Counterfeit Repentance

I think one of the greatest needs for the practice of discipleship and biblical counseling is a clear understanding of what repentance looks like. I’ve known of tearful confessions of wrong doing to spouses and church leaders that had the appearance of sorrow, but failed to last. There wasn’t a true heart change aligned with the expression of sorrow. The thought and writings of the Puritans are full of the riches on how to discern and produce true repentance. What follows are just a few of the gems ready to be mined if you take the time to search for them.

One of the devotionals I regularly read is Day by Day with the English Puritans. Within there, the reading for November 14th, was a passage quoted from the work of Richard Stock (1569-1626). He lectured at several churches in London and is buried in St. Paul’s Cathedral. He said there that:

Repentance is the constant turning of a man in his whole life from all sin unto God, arising from true faith and the true knowledge of a man’s own spiritual estate, ever joined with true humiliation.

Given a modern sense of language, it is better to substitute the word “humility” where Stock said “humiliation.” The person who looks deeply into the mirror of their own heart, and sees clearly what God sees, will always have a sense of their unworthiness joined with the wonderful knowledge of their forgiveness before God. Along with Isaiah, we will express our woe. For we are people of unclean lips who have seen the Lord of hosts. But He will see that our guilt is taken away; that our sin is atoned for (Isaiah 6:5-7).

In The Doctrine of Repentance, published in 1668, Thomas Watson examined the topic of repentance in great detail. We’ll look here at some of what he has to say about counterfeit repentance. You can get a paperback of his work on Amazon, or turn here for an online, updated language version.

Watson said the two essential graces in this life were faith and repentance. By them we fly to heaven. “Faith and repentance preserve the spiritual life just as heat and radical moisture preserve the natural.” He went on to discuss repentance, saying that in order to discover what is true repentance, he would first show what it is not—how a person may delude himself with “counterfeit repentance.” Watson felt there were three “deceits” in counterfeit repentance.

The first counterfeit for repentance is legal terror. Let’s say there was a man who remained in his sin for long time. Finally, God shows him what a desperate hazard he has run and the man is filled with anguish. The storm of conscience blows over, and again the man is quiet. He may believe that he is a true penitent because he has felt some bitterness in sin. “Do not be deceived; this is not repentance.” A sense of guilt can breed terror, but an infusion of grace breeds repentance.

If pain and trouble were sufficient for repentance, then the damned in hell would be the most penitent, for they are most in anguish. Repentance depends upon a change of heart. There may be terror and yet no change of heart.

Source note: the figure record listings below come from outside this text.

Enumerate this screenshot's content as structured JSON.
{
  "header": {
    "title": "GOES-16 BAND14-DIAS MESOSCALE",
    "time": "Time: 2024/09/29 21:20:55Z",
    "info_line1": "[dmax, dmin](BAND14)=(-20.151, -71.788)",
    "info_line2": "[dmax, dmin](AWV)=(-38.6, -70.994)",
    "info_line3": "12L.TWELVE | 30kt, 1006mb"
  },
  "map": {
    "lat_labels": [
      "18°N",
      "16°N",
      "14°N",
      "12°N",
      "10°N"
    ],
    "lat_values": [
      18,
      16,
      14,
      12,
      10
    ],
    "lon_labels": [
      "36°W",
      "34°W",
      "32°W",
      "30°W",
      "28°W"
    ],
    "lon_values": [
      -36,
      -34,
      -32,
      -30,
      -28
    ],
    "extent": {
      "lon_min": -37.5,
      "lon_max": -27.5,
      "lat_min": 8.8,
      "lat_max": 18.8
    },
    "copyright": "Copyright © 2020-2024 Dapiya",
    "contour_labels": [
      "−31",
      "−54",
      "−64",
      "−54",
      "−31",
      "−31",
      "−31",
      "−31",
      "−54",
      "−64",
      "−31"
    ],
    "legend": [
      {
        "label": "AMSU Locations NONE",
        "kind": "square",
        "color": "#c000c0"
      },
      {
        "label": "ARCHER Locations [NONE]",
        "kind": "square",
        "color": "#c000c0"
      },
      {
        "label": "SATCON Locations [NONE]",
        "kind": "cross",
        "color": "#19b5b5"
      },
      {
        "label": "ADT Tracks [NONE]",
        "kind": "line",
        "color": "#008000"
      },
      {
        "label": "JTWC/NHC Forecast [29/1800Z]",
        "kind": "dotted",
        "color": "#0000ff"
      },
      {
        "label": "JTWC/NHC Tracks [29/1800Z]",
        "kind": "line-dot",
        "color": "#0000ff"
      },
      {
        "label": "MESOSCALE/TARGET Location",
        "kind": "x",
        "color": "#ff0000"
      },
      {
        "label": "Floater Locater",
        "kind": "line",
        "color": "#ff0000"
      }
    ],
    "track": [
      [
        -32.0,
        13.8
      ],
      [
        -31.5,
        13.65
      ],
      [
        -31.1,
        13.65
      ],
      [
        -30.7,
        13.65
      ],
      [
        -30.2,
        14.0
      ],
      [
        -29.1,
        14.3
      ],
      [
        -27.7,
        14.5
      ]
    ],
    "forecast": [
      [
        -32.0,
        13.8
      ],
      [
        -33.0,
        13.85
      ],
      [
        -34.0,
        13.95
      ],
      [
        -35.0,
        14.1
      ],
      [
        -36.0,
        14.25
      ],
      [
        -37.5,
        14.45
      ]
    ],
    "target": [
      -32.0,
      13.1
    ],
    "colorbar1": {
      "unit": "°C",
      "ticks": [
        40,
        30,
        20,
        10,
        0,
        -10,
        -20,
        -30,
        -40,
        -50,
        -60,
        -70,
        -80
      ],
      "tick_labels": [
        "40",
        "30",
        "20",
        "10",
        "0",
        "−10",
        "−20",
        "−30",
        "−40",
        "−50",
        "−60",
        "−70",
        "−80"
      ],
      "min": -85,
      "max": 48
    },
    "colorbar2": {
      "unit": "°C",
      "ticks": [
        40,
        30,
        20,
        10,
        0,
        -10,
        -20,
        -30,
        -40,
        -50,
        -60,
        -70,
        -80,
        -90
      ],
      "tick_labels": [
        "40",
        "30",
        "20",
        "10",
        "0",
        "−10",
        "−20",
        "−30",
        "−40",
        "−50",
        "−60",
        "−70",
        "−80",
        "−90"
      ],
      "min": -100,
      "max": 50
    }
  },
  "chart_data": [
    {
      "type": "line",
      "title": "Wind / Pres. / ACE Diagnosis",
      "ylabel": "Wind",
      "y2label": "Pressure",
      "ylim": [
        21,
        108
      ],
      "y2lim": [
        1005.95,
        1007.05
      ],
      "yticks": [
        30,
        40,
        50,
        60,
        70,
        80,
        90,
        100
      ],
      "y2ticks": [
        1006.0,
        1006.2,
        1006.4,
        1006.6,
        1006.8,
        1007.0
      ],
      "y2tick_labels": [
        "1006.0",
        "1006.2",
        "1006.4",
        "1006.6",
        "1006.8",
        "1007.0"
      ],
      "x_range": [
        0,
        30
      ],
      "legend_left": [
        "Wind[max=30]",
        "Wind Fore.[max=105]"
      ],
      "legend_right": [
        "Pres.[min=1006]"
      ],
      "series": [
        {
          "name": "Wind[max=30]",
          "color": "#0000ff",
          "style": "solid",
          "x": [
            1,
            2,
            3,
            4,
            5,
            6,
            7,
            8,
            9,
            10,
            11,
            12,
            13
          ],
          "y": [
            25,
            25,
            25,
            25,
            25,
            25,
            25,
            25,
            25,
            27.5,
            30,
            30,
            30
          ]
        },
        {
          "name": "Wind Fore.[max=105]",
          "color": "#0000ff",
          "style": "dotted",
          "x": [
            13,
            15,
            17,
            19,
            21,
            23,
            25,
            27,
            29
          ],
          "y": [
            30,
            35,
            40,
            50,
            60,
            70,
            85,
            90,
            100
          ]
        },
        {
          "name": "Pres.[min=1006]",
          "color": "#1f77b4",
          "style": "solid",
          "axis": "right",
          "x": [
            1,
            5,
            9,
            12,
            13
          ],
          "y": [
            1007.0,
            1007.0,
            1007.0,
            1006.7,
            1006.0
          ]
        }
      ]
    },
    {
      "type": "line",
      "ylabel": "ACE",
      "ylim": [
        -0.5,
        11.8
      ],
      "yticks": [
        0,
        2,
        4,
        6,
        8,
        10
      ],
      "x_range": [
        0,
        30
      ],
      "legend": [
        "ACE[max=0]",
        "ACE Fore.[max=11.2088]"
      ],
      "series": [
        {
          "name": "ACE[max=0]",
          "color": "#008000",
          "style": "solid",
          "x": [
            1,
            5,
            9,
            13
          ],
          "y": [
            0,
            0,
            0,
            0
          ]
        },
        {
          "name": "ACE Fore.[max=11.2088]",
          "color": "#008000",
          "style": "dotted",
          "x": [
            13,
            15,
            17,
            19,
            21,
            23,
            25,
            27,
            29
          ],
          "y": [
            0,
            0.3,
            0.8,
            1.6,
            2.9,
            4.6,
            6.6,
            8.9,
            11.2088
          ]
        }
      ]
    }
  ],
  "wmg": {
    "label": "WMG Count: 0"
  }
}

A second counterfeit for repentance could look like resolution against sin. Watson observed that a person could be resolved to not sin and still not truly be repentant. Such a resolution arises because sin is painful, not because it is sinful. This resolve will vanish. It could also proceed from a fear of death and hell. Self-love, Watson said, is at work here and the love of sin will prevail against it. He warned, “Do not trust to a passionate resolution; it is raised in a storm and it will die in a calm.”

A third counterfeit for repentance is wrapped up in leaving some sinful ways. Here Watson means that a sin might be truly abandoned, but not because of repentance. He agreed that it is a good and great thing for a person to put away sin. However, the individual could part ways with some sins and keep others. The husband who ceases to physically abuse his wife, but continues to demean and criticize her is such a person.

A second leaving could be where an old sin is abandoned, but a new one taken up. This is merely an exchange of sin, for the heart, again, remains unchanged. The person who reforms his delinquent youth, but becomes a corrupt banker as an adult. “So a man moves from one vice to another but still remains a sinner.”

A third leaving is from prudence, not from grace. A woman may realize that while her sin is a pleasure, it could ruin her good name, prejudice her health and impair her wealth. So counting the cost, she decides to stop using drugs. In all these leavings, the initial sin is left, but not because of repentance. “True leaving of sin is when the acts cease because of the infusion of a principle of grace, just as it ceases to be dark when there is an infusion of light.”

In future posts, we’ll look at the true nature of repentance, according to Watson and other Puritans. We’ll close where we started, with Richard Stock.  Above, we noted that Stock said the life of a believer is one of constant repentance. And it seems he walked his talk. Within The Lives of the Puritans, Volume 2, it was said of Richard Stock that he was the means of bringing many persons to the saving knowledge of the truth. “Though many ministers preached to others, and not to themselves, Mr. Stock practiced what he preached. His life was one uniform practical comment upon his doctrine.” He lived a life of true repentance.